Manufacturers rely on metrics for the clearest and most accurate performance picture of their organizations’ processes, production, and profitability. Yet, although they have come a long way in updating their technology, many aren’t certain how to leverage the mounds of information being generated. Data crunching, which refers to importing facts and figures and processing them in a way that makes it useful for arriving at better decisions, is key—especially when doing so helps to answer five simple questions that enable manufacturers to make better choices when it comes to their operations.
Question 1: How well do you turn your data into action?
Data may be in good supply for many manufacturers, but it’s futile unless the data offers what’s needed to make decisions that have discernible influence. In truth, the majority of manufacturing executives in charge of big data don’t know how to make sense of its worth. Even for those who understand the big picture, turning the data into actionable steps in a timely manner proves tricky. But to be a factory of the future, the job of consolidating, sorting, and analyzing this data has to occur quickly and efficiently. Companies with the upper hand in turning this data into business intelligence—with enough time to implement change quickly at a lower cost— will come out ahead.
Question 2: How can manufacturers get the most from their data?
Numbers can be a manufacturer’s best friend. Not surprisingly, the metrics they provide are getting the attention of manufacturing budgets everywhere. These metrics are impressive in that they can offer a real shot at gaining a competitive advantage. Some of the strategies that help manufacturers get more from their data include:
- Set a baseline. From the start, measure manufacturing systems and process performance in order to establish a baseline from which everything will be measured.
- Customer-centric metrics. Which of the company’s manufacturing processes impact customer interactions the most? Once identified, devise metrics to measure this performance from the customer’s point-of-view. Think in terms of metrics that connect performance on the floor to financial results by way of the customer.
- Make results visible. With customer-centric metrics, it’s impressive to see the changes that can occur across a company. Collaboration toward solutions seems to happen more seamlessly and willingly once the entire company can see the analytics of customer performance.
Question 3: How do manufacturers accurately identify total operational costs?
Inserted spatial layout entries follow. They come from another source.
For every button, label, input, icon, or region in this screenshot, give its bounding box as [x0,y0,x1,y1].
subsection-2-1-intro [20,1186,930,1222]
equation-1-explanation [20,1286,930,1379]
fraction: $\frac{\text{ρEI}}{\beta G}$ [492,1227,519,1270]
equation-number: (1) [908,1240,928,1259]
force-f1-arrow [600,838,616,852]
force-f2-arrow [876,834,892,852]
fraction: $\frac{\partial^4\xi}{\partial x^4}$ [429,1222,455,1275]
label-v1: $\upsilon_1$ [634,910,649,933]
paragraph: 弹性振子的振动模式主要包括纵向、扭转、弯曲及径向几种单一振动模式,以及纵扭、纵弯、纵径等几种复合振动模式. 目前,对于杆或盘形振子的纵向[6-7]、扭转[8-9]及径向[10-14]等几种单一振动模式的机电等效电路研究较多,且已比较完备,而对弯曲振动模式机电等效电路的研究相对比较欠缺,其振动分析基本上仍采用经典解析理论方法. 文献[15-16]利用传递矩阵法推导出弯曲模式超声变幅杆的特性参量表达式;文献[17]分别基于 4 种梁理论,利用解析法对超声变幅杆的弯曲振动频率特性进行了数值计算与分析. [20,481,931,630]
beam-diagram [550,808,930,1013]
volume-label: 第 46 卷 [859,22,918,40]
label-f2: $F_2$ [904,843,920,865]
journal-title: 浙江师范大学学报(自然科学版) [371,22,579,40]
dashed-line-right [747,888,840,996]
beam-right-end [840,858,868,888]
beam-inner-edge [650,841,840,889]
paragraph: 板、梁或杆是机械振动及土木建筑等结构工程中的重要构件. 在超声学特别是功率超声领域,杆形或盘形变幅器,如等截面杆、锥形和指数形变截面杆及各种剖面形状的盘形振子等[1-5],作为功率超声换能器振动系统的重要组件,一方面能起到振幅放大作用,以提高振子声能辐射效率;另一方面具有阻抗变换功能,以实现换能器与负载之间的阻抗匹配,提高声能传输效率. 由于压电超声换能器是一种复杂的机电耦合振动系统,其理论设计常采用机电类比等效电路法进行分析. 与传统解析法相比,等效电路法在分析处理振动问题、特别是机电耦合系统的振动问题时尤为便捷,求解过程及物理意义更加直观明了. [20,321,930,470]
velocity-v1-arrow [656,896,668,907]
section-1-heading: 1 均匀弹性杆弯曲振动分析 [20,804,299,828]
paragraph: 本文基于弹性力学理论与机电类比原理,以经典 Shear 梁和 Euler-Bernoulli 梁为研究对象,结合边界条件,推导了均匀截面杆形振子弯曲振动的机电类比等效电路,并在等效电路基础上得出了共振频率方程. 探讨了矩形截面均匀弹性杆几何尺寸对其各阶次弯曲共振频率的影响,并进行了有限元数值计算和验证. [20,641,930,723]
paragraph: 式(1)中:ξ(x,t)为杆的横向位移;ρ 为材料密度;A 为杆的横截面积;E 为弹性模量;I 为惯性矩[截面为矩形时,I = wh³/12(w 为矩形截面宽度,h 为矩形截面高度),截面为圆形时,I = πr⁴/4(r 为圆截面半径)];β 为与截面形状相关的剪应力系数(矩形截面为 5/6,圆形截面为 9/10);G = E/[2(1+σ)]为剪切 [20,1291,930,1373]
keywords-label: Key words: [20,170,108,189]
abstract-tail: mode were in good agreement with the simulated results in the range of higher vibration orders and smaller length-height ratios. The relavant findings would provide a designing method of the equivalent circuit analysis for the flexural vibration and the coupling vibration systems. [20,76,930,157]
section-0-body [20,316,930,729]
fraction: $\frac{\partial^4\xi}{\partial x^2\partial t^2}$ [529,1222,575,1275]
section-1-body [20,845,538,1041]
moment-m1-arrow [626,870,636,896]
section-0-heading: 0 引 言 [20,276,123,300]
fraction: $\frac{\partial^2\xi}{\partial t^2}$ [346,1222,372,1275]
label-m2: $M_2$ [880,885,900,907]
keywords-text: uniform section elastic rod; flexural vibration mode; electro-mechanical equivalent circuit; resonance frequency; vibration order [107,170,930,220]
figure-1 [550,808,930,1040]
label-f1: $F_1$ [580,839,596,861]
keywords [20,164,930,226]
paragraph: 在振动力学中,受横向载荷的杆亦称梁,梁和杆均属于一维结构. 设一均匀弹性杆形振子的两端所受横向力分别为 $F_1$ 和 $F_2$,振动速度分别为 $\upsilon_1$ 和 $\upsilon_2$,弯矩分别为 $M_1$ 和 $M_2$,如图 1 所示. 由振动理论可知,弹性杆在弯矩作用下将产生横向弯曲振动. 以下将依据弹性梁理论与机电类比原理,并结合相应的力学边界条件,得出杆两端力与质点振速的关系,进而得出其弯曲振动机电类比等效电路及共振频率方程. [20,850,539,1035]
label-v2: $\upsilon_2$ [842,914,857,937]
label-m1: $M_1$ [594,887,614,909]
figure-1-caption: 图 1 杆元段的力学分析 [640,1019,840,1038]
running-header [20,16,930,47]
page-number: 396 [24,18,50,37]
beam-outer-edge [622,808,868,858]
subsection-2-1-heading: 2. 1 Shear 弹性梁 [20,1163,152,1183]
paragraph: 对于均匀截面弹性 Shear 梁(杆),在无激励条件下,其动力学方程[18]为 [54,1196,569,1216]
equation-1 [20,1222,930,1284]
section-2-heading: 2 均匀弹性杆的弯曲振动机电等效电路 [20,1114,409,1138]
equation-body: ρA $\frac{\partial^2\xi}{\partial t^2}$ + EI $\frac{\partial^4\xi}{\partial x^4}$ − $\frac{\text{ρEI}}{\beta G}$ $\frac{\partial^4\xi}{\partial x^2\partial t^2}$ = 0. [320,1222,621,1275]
Moving beyond the raw materials and labor, there are indirect costs that are just as essential to the operation, even though they’re not physically part of the manufacturing process. These costs fall under manufacturing overhead, and they must be properly accounted for, as required by generally accepted accounting principles. Factory expenses that are indirectly related to the manufacturing process include quality control staff, factory clerical workers, and equipment maintenance and repair personnel. Although these represent indirect manufacturing labor costs, they still include benefits and payroll taxes, not just salaries. Other costs that fall under manufacturing overhead include property taxes, factory supplies, utilities, and equipment/building depreciation.
Question 4: How flexible is your manufacturing execution system (MES)?
In the past, manufacturers used manufacturing resource planning (MRP) and enterprise resource planning (ERP) applications to manage data. MESs have brought about positive change to the industry by offering a far more simplified process, which is much more likely to produce a competitive advantage. The primary goal of a manufacturing execution system is to arrive at a level of high performance and maintain it. And, since MES software can be customized, it allows a manufacturer to choose the areas in which it wants to improve performance. Be it inventory, a specific process or a dysfunctional machine, an MES can offer sufficient insight to get to the root cause of problems.
Question 5: How does your business align with the global marketplace?
Repeatedly, research supports the notion that aligning with the global marketplace is a process that is driven by strategy, not tactics. Going global requires a long-term action plan—not just any action plan, but one that aligns corporate vision and mission, as well as identifies opportunities in preferred markets.
Going global presents an awkward situation for many executives charged with its execution. Those who know the tactical side of business naturally lean toward this type of work and associate accomplishment with getting an operation ready to roll…tactically. However, setting out to introduce a product or service to a new or foreign market requires a keen sense of the local culture, right down to consumer buying habits. Also, how does the company plan to distinguish itself in this new market? Nothing can be presupposed based on its past performance. Instead, newcomers need to find the product or service’s unique market position so they know what will move inventory more quickly than any competitor.
Getting answers from the numbers
One apparent trend in the manufacturing industry is its ongoing volatility, which translates into uncertainty—a condition from which all supply chains suffer. As a matter of principle, manufacturers must rely on the data their operations accumulate, which is why they use metrics. The process of effectively measuring, analyzing, and improving manufacturing metrics isn’t as easy as it may seem. Often there are combinations of metric indicators necessary to ensure that a larger business objective is being met. Developing a strategy, coupled with comprehensive answers to the five questions outlined, help a company understand the interrelationships between high-level goals and objectives. Also, being clear about strategy provides a sharper understanding as to how to better collect, manage, and act on a company’s business metrics. In the end, visibility into the process is made clearer and decisions can be made with resolve.